Incentive Doesn’t Equal Paycheck originally appeared on an earlier version of the Business is ART web site, January 25, 2015. I was reminded of it last night sitting in as a guest on Dr. Jessica Cortez’ new show at TrueChatInc.com – In Sickness and Health. Click here to listen on Soundcloud and scroll down to the show segment entitled “This isn’t Our First Rodeo.”
How many times have you asked why you should incentivize people to do their job when a paycheck should be incentive enough? Taking this attitude is a huge mistake, and here is why.
Most people desire to do a good job. Doing good, quality work produces an emotional response of feeling good, feeling valued, and feeling happy. It’s pride. People want to do good work. The employer, however, wants exceptional work, and often assumes everyone knows what that means.
The Incentive Chasm
From the start, this may create a huge chasm in expectations. What one might, legitimately, see as good work, may be seen by the employer as not good enough. So it is very important to formally set expectations in order to eliminate the chasm.
Define “good enough” in your organization and then stretch it a bit to say “but this is exceptional.” Then go on to say, “And this is what I expect of you.”

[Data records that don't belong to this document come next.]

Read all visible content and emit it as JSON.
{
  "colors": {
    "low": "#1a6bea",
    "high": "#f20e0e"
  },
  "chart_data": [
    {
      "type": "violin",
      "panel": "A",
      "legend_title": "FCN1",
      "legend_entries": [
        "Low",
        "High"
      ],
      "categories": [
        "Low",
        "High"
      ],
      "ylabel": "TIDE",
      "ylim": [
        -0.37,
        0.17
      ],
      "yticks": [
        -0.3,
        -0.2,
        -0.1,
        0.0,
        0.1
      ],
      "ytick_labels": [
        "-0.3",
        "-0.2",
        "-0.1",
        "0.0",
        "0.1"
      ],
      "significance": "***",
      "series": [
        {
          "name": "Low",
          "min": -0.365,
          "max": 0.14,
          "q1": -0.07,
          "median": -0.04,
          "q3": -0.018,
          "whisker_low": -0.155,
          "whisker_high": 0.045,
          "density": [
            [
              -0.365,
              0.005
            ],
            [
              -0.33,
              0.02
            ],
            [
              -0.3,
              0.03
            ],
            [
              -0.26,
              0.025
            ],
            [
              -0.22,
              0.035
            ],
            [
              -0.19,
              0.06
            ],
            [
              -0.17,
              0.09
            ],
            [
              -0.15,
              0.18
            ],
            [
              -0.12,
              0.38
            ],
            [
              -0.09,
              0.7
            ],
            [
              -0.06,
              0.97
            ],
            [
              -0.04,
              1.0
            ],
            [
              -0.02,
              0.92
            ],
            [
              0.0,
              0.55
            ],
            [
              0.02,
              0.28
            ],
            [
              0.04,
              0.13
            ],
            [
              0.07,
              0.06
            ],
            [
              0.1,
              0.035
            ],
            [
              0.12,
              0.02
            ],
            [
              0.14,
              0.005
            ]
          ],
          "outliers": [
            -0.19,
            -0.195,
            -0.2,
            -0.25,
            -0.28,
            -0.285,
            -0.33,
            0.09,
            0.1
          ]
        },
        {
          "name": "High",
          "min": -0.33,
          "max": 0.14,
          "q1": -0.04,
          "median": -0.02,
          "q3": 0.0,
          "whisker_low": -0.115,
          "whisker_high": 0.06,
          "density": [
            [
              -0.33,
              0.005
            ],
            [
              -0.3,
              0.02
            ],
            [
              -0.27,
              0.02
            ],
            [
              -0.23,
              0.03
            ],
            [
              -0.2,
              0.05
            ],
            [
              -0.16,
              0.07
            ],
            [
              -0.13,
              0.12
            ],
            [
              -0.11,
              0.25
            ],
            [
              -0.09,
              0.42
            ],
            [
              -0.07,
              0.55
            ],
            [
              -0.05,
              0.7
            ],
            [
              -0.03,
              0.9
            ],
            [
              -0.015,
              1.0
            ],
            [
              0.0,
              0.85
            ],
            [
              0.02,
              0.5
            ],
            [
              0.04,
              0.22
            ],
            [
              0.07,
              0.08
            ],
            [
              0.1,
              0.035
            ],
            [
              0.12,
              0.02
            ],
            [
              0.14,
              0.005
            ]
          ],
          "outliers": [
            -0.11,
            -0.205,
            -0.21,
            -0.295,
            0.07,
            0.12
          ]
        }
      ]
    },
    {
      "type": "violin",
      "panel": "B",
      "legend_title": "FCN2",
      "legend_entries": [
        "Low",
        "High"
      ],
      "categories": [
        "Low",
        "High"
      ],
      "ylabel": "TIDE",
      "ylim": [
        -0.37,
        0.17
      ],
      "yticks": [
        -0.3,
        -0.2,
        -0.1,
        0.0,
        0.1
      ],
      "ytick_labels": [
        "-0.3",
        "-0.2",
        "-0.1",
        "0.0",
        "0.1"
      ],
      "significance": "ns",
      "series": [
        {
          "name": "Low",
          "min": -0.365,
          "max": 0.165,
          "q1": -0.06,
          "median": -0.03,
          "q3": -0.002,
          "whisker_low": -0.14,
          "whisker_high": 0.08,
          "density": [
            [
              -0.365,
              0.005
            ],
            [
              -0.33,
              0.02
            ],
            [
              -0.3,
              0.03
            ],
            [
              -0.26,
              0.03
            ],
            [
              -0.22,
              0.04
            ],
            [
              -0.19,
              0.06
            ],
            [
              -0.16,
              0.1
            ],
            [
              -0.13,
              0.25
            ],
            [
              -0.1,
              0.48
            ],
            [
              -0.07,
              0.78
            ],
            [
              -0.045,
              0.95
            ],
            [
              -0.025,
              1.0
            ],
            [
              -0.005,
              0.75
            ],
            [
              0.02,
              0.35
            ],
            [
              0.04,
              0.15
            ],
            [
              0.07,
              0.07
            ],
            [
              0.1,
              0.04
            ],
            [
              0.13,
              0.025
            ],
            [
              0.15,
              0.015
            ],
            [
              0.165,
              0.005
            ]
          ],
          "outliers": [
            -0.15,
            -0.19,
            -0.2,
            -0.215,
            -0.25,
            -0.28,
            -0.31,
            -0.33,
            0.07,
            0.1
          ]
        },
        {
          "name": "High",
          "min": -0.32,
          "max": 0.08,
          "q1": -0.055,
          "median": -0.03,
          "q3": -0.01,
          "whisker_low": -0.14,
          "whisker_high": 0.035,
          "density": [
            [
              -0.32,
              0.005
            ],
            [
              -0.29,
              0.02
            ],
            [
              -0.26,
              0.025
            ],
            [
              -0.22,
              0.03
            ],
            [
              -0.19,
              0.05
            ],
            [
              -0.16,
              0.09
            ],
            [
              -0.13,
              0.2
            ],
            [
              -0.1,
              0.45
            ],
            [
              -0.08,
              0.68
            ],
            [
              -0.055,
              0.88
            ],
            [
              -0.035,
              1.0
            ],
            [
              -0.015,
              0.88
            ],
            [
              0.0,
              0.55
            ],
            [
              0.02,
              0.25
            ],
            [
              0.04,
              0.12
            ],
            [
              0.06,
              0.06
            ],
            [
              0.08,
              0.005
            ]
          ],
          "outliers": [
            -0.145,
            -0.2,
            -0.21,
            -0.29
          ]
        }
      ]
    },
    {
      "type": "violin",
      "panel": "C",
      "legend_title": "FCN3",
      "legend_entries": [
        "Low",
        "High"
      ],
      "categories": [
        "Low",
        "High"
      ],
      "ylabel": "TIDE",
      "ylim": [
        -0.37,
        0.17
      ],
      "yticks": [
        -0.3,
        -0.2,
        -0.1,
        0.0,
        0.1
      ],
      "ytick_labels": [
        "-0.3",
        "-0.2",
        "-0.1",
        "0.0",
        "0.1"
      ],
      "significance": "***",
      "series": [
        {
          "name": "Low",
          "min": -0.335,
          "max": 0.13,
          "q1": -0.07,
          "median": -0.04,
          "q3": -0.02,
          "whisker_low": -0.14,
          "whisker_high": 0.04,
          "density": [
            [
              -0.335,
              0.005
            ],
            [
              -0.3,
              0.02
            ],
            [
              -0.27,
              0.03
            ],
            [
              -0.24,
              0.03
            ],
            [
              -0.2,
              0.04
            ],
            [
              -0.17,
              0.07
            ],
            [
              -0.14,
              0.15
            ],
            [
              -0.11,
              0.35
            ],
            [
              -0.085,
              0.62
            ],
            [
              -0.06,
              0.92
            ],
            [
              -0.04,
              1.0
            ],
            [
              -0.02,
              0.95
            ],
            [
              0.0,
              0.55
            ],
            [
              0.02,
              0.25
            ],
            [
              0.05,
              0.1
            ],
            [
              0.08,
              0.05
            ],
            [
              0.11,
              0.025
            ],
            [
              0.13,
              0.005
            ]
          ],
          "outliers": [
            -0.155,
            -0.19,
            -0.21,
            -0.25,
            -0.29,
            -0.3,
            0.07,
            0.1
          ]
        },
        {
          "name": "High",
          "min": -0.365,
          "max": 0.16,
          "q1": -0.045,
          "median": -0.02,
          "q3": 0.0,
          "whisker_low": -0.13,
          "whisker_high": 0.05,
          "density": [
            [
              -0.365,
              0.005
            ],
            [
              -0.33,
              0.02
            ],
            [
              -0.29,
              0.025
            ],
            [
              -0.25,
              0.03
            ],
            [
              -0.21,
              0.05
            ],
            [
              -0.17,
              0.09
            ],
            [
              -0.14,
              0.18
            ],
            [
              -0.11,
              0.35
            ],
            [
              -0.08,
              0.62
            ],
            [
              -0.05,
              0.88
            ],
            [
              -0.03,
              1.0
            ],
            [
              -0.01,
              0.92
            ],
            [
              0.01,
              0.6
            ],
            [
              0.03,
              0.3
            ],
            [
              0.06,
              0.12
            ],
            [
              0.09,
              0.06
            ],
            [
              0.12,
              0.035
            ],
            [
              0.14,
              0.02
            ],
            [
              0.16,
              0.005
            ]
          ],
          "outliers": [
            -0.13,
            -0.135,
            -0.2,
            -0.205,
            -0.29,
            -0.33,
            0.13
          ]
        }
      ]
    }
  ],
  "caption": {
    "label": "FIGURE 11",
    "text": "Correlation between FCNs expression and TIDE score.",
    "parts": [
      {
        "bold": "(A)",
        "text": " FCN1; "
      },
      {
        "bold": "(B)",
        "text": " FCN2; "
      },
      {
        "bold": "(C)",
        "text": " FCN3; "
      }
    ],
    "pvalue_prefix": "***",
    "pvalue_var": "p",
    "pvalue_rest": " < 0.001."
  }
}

You are paying people a base wage or salary for the “good enough,” however that is defined. The intent of the incentive is to get them go beyond “good enough” and achieve “exceptional.”
Define Expectations and Incentives
However you approach it, it is important that you formally define “good enough” and “exceptional”, and critical that you communicate what that means in terms of expectations and reward. Formally define the incentive and when it is earned, give it with pleasure.
Your risk of not doing so is losing employees who truly are exceptional or have the potential to be.